2017 Canadian documentary film

Kosher Love is a 2017 Canadian documentary film of love as understood by Orthodox and Hasidic Jews. The documentary was directed by filmmaker Evan Beloff and aired on the CBC-TV television channel. The film was also entered into Jewish Film Festivals in Canada, the United States, and in Poland.

==Background==
Kosher Love was commissioned by the Canadian Broadcasting Corporation, and notedly focuses on the advice and guidance offered by Rabbi Yisroel Bernath of the Chabad Hasidic community. Bernath serves as the spiritual director of a Chabad House in Notre-Dame-de-Grâce and as the chaplain at Concordia University (Loyola Campus). Prior to the making of Kosher Love, Bernath received public attention for his matchmaking service known as "JMontreal" which represent an attempt to offer formal matchmaking services in addition to more common pastoral care offered by rabbis. While Bernath is portrayed in the film as a friendly and affable, he is viewed somewhat critically in the Jewish community press for a perceived dismissiveness of all non-Orthodox religious denominations.
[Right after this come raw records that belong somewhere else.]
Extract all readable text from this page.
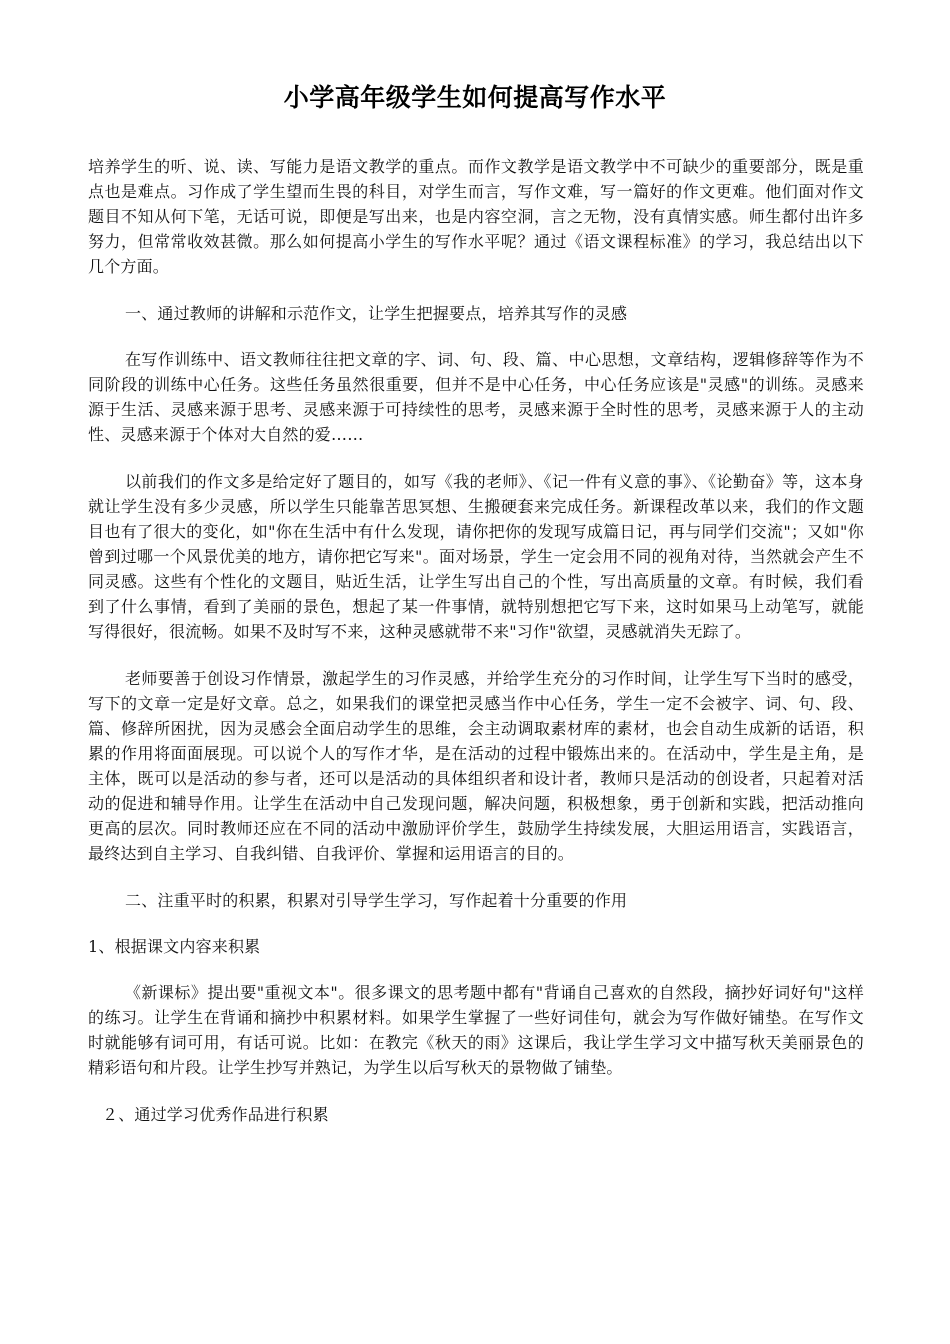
小学高年级学生如何提高写作水平

培养学生的听、说、读、写能力是语文教学的重点。而作文教学是语文教学中不可缺少的重要部分，既是重点也是难点。习作成了学生望而生畏的科目，对学生而言，写作文难，写一篇好的作文更难。他们面对作文题目不知从何下笔，无话可说，即便是写出来，也是内容空洞，言之无物，没有真情实感。师生都付出许多努力，但常常收效甚微。那么如何提高小学生的写作水平呢？通过《语文课程标准》的学习，我总结出以下几个方面。

一、通过教师的讲解和示范作文，让学生把握要点，培养其写作的灵感

在写作训练中、语文教师往往把文章的字、词、句、段、篇、中心思想，文章结构，逻辑修辞等作为不同阶段的训练中心任务。这些任务虽然很重要，但并不是中心任务，中心任务应该是"灵感"的训练。灵感来源于生活、灵感来源于思考、灵感来源于可持续性的思考，灵感来源于全时性的思考，灵感来源于人的主动性、灵感来源于个体对大自然的爱……

以前我们的作文多是给定好了题目的，如写《我的老师》、《记一件有义意的事》、《论勤奋》等，这本身就让学生没有多少灵感，所以学生只能靠苦思冥想、生搬硬套来完成任务。新课程改革以来，我们的作文题目也有了很大的变化，如"你在生活中有什么发现，请你把你的发现写成篇日记，再与同学们交流"；又如"你曾到过哪一个风景优美的地方，请你把它写来"。面对场景，学生一定会用不同的视角对待，当然就会产生不同灵感。这些有个性化的文题目，贴近生活，让学生写出自己的个性，写出高质量的文章。有时候，我们看到了什么事情，看到了美丽的景色，想起了某一件事情，就特别想把它写下来，这时如果马上动笔写，就能写得很好，很流畅。如果不及时写不来，这种灵感就带不来"习作"欲望，灵感就消失无踪了。

老师要善于创设习作情景，激起学生的习作灵感，并给学生充分的习作时间，让学生写下当时的感受，写下的文章一定是好文章。总之，如果我们的课堂把灵感当作中心任务，学生一定不会被字、词、句、段、篇、修辞所困扰，因为灵感会全面启动学生的思维，会主动调取素材库的素材，也会自动生成新的话语，积累的作用将面面展现。可以说个人的写作才华，是在活动的过程中锻炼出来的。在活动中，学生是主角，是主体，既可以是活动的参与者，还可以是活动的具体组织者和设计者，教师只是活动的创设者，只起着对活动的促进和辅导作用。让学生在活动中自己发现问题，解决问题，积极想象，勇于创新和实践，把活动推向更高的层次。同时教师还应在不同的活动中激励评价学生，鼓励学生持续发展，大胆运用语言，实践语言，最终达到自主学习、自我纠错、自我评价、掌握和运用语言的目的。

二、注重平时的积累，积累对引导学生学习，写作起着十分重要的作用

1、根据课文内容来积累

《新课标》提出要"重视文本"。很多课文的思考题中都有"背诵自己喜欢的自然段，摘抄好词好句"这样的练习。让学生在背诵和摘抄中积累材料。如果学生掌握了一些好词佳句，就会为写作做好铺垫。在写作文时就能够有词可用，有话可说。比如：在教完《秋天的雨》这课后，我让学生学习文中描写秋天美丽景色的精彩语句和片段。让学生抄写并熟记，为学生以后写秋天的景物做了铺垫。

２、通过学习优秀作品进行积累
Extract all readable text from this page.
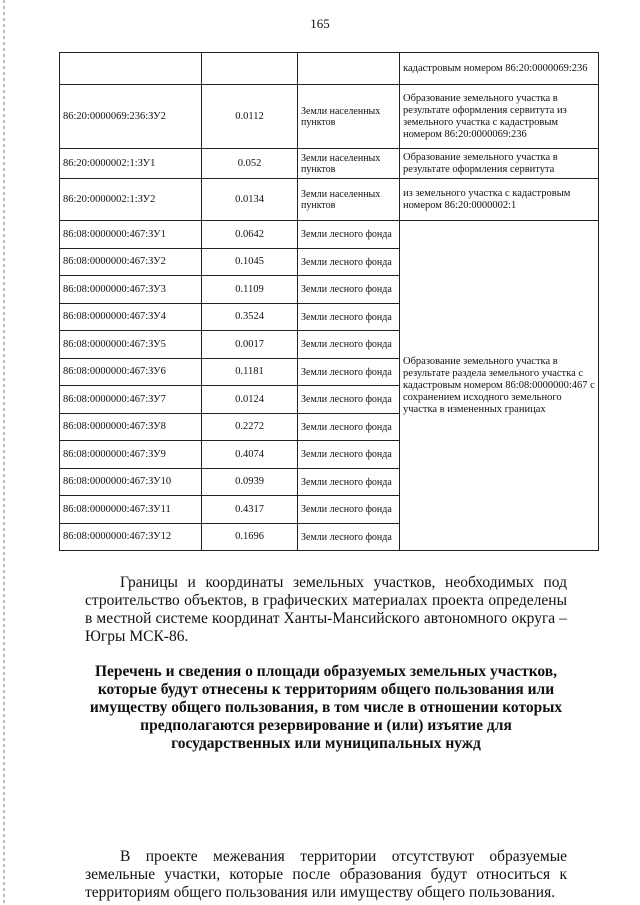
165
			кадастровым номером 86:20:0000069:236
86:20:0000069:236:ЗУ2	0.0112	Земли населенных пунктов	Образование земельного участка в результате оформления сервитута из земельного участка с кадастровым номером 86:20:0000069:236
86:20:0000002:1:ЗУ1	0.052	Земли населенных пунктов	Образование земельного участка в результате оформления сервитута
86:20:0000002:1:ЗУ2	0.0134	Земли населенных пунктов	из земельного участка с кадастровым номером 86:20:0000002:1
86:08:0000000:467:ЗУ1	0.0642	Земли лесного фонда	Образование земельного участка в результате раздела земельного участка с кадастровым номером 86:08:0000000:467 с сохранением исходного земельного участка в измененных границах
86:08:0000000:467:ЗУ2	0.1045	Земли лесного фонда	
86:08:0000000:467:ЗУ3	0.1109	Земли лесного фонда	
86:08:0000000:467:ЗУ4	0.3524	Земли лесного фонда	
86:08:0000000:467:ЗУ5	0.0017	Земли лесного фонда	
86:08:0000000:467:ЗУ6	0.1181	Земли лесного фонда	
86:08:0000000:467:ЗУ7	0.0124	Земли лесного фонда	
86:08:0000000:467:ЗУ8	0.2272	Земли лесного фонда	
86:08:0000000:467:ЗУ9	0.4074	Земли лесного фонда	
86:08:0000000:467:ЗУ10	0.0939	Земли лесного фонда	
86:08:0000000:467:ЗУ11	0.4317	Земли лесного фонда	
86:08:0000000:467:ЗУ12	0.1696	Земли лесного фонда	

Границы и координаты земельных участков, необходимых под строительство объектов, в графических материалах проекта определены в местной системе координат Ханты-Мансийского автономного округа – Югры МСК-86.

Перечень и сведения о площади образуемых земельных участков, которые будут отнесены к территориям общего пользования или имуществу общего пользования, в том числе в отношении которых предполагаются резервирование и (или) изъятие для государственных или муниципальных нужд

В проекте межевания территории отсутствуют образуемые земельные участки, которые после образования будут относиться к территориям общего пользования или имуществу общего пользования.
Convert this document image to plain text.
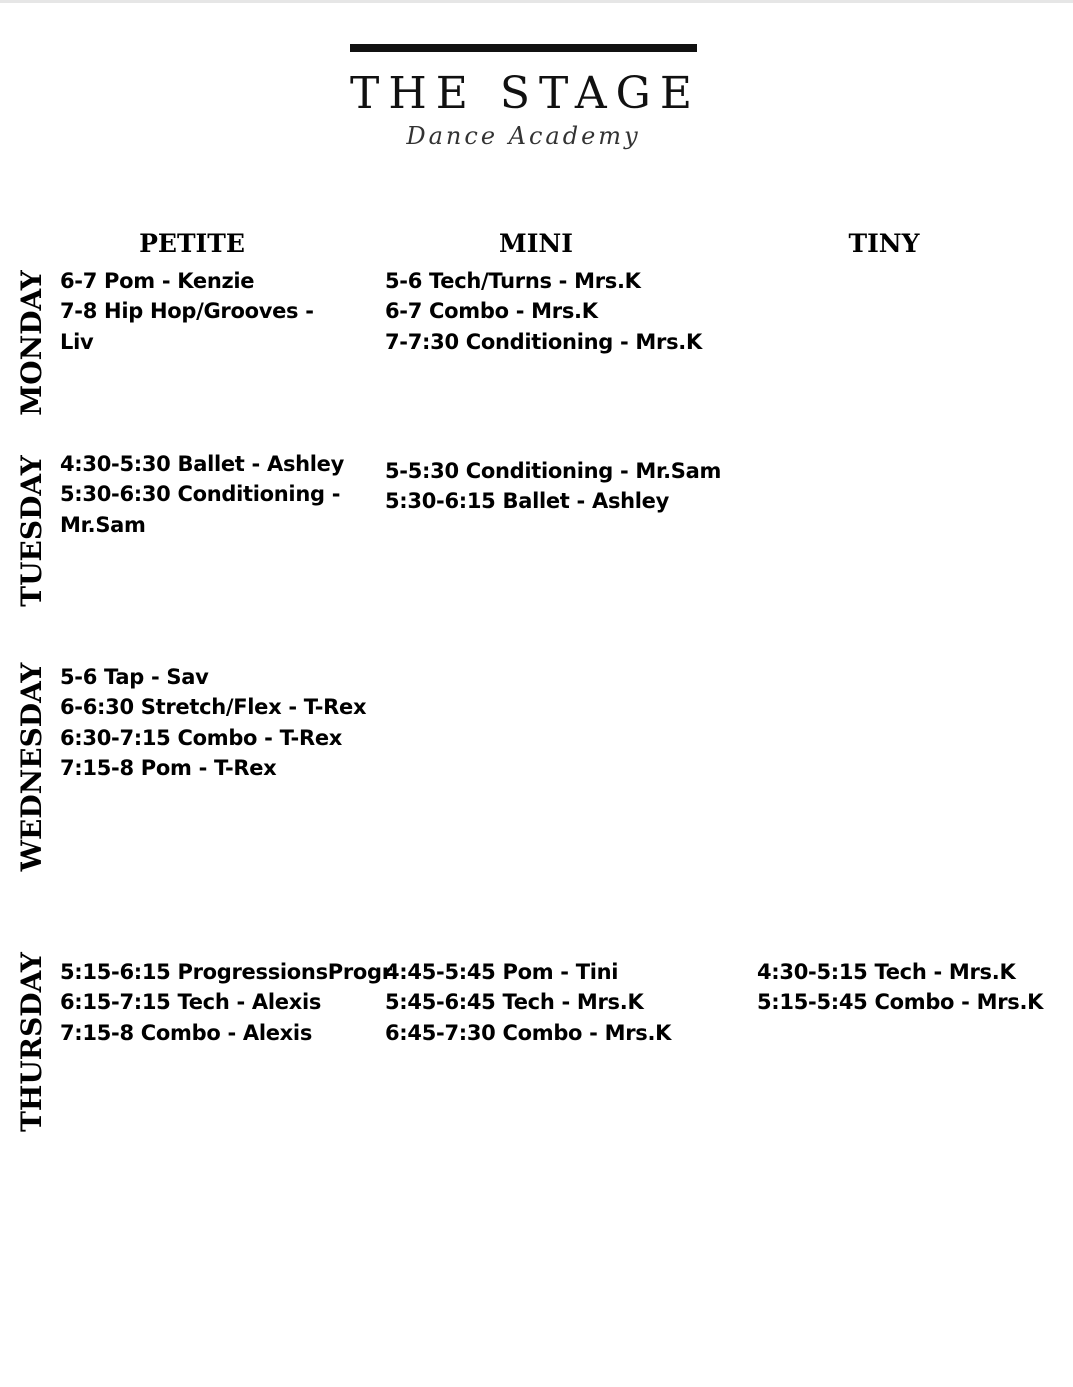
THE STAGE
Dance Academy
PETITE	MINI	TINY
MONDAY 6-7 Pom - Kenzie
7-8 Hip Hop/Grooves -
Liv
5-6 Tech/Turns - Mrs.K
6-7 Combo - Mrs.K
7-7:30 Conditioning - Mrs.K
TUESDAY 4:30-5:30 Ballet - Ashley
5:30-6:30 Conditioning -
Mr.Sam
5-5:30 Conditioning - Mr.Sam
5:30-6:15 Ballet - Ashley
WEDNESDAY 5-6 Tap - Sav
6-6:30 Stretch/Flex - T-Rex
6:30-7:15 Combo - T-Rex
7:15-8 Pom - T-Rex
THURSDAY 5:15-6:15 ProgressionsProgr
6:15-7:15 Tech - Alexis
7:15-8 Combo - Alexis
4:45-5:45 Pom - Tini
5:45-6:45 Tech - Mrs.K
6:45-7:30 Combo - Mrs.K
4:30-5:15 Tech - Mrs.K
5:15-5:45 Combo - Mrs.K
The film was written and directed by Evan Beloff and produced by Frederic Bohbot. Both Beloff and Bohbot are secular Jewish filmmakers from Montreal but have turned to the Hasidic Bernath for guidance. The film was noted for offering an engaging and friendly introduction to religious Jewish perspectives on the subjects of love and marriage. The documentary is described as offering an intriguing yet whimsical view of religious approaches to the quest for love, and of an interweaving of a complex religious narrative involving the exploration of love as both an object of fear and of sacredness. The film purports to explore the challenges facing secular Jews who attempt to reconcile religious views of marriage as an imperative to unmarried Jews, in particular, the challenge concerns Hasidic approaches to marriage which may involve notions of arranged-marriages. Subsequently, the film was nominated as a finalist for the Canadian Screen Award for Best Documentary Program at the 6th Canadian Screen Awards in 2018.